I prestiti alle famiglie sono di conseguenza scesi, soprattutto da marzo e aprile, sia per i mutui che per il credito al consumo. Dal +9% si è scesi a una crescita dell'1%.

Il risparmio delle famiglie vede però una crescita dei depositi bancari delle famiglie: c'è stato un calo a marzo e aprile, ma si assesta a settembre sui valori del +3,8%. "Continua una fase di accumulazione e risparmio nella forma più liquida", dice ancora Cullino. "Mentre la qualità del credito non è peggiorata: il tasso di deterioramento è rimasto in linea con i valori del 2019 nei primo 9 mesi del 2020, anzi è calato, anche se con scostamenti minimi. Ma è un effetto ampiamente determinato dalle misure straordinarie varate a favore delle aziende e delle famiglie, tra moratorie e ammortizzatori sociali per il sostegno al reddito".


Il mondo del lavoro: persi 17mila posti precari
A preoccupare le famiglie (e influenzare i loro consumi) sono soprattutto le prospettive per il mondo del lavoro. Per ora gli effetti sono stati mitigati dal blocco dei licenziamenti, ma cosa succederà dopo? Intanto, il conto vede un calo di 17mila posti da gennaio a ottobre, legate proprio a posizioni stagionali e a tempo determinato.

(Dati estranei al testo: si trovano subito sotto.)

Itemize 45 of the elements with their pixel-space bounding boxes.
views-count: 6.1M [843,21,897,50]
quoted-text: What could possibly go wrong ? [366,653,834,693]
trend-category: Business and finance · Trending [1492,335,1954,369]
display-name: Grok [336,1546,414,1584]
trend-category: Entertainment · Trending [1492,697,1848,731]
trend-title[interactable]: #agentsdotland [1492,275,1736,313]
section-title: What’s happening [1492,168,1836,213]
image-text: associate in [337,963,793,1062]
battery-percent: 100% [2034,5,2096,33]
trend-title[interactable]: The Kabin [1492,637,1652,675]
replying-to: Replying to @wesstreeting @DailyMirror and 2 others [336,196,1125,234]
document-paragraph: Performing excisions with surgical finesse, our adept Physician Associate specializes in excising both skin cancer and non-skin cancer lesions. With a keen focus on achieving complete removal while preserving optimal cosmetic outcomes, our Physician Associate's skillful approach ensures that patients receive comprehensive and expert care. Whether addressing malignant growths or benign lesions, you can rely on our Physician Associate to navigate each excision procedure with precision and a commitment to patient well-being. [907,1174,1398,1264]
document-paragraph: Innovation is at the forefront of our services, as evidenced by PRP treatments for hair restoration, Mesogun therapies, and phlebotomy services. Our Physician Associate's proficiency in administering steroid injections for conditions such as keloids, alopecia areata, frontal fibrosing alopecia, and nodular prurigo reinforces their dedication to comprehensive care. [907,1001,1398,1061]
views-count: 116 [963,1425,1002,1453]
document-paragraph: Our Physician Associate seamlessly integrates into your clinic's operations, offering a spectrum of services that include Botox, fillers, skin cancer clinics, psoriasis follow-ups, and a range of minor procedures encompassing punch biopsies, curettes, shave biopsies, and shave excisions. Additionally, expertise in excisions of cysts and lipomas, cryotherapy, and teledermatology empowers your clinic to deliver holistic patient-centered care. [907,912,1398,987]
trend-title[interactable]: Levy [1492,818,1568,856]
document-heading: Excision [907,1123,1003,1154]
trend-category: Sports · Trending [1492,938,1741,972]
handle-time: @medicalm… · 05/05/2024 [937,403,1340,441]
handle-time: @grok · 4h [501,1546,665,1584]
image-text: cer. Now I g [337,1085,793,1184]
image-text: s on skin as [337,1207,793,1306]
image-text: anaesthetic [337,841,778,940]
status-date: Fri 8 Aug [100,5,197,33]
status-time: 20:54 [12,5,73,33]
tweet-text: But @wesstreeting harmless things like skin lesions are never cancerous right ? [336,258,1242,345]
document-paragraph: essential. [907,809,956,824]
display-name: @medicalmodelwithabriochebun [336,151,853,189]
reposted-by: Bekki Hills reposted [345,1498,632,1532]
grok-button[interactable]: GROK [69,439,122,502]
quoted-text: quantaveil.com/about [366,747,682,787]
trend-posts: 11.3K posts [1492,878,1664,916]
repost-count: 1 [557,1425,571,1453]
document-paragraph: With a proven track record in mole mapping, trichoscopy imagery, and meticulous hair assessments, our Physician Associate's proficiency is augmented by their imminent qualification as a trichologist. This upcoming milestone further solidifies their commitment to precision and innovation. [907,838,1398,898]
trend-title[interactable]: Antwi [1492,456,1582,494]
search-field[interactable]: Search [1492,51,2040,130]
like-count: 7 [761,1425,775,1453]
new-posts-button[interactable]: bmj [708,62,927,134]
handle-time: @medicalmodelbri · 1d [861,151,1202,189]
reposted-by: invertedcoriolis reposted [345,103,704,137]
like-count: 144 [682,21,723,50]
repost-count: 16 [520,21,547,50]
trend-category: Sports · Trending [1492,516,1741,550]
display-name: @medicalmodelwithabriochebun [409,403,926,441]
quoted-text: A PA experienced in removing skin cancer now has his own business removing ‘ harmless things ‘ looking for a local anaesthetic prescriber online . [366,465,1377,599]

"L'impatto poteva essere peggiore senza le misure di sostegno ai redditi che sono state messe in campo", sottolinea Cullino. Nel primo semestre 2020 e ore lavorate sono scese del 16% mentre gli occupati sono calati dell'1,8% (anche se i lavoratori autonomi sono scesi di oltre il 5,5% mentre lo stop ai licenziamenti ha lasciato quasi indenni i dipendenti).

Si è però verificato un rallentamento dell'accesso al mercato del lavoro, specialmente tra i giovani. E da giugno il saldo tra ingressi e uscite si è risollevato (tornando ai livello del 2019), ma soprattutto contratti a termine.


Una ripresa "strozzata" dalla seconda ondata
Quel che emerge in definitiva dall'analisi della Banca d'Italia è di un Piemonte che era pronto a cavalcare la ripresa, ma le cose non sono andate come si pensava. Colpa della seconda ondata di Covid-19. "Il terzo trimestre ha sottolineato per il Piemonte una ripresa parziale, ma evidente - dice Lanfranco Suardo, neo direttore della sede torinese della Banca d'Italia -, ma c'è un ospite sgradito: ciò che è accaduto nelle ultime tre settimane con l'introduzione delle nuove misure di parziale blocco e lockdown, anche se sono provvedimenti diversi da quelli della scorsa primavera, che li rendono più difficili da prevedere nei loro effetti rispetto a qualche mese fa".

"Arriviamo da un 2019 in cui il Pil già stava calando, ma nella prima metà del 2020 la caduta è stata drammatica, dal 6,5% del primo trimestre fino al 19% e più accentuato rispetto alla media nazionale - aggiunge Cullino -. Il terzo trimestre ha portato un recupero significativo, anche superiore alle attese. A settembre, addirittura, gli indicatori si erano attestati su territori lievemente positivi".

Ma è stato un recupero poco omogeneo. "E' stato più forte nell'industria - prosegue Cullino - soprattutto per automotive e gomma plastica, mentre tessile e macchinari sono rimasti in difficoltà. Una certa ripresa si è segnalata nell'edilizia. Il terziario, infine, ha mostrato una ripresa meno evidente".

La produzione è risalita di circa un terzo rispetto al secondo trimestre dell'anno, ma il tasso di utilizzo degli impianti resta al di sotto della media del 2019. E considerando i primi nove mesi dell'anno, sono 3 su 4 a dire che il fatturato è sceso, mentre solo per uno su 10 è salito.

Sono quindi già un ricordo le previsioni che, a settembre, coltivavano speranze per una prosecuzione della crescita tra domanda-fatturato e investimenti, mentre nelle costruzioni c'erano grandi speranze legate al bonus del 110%.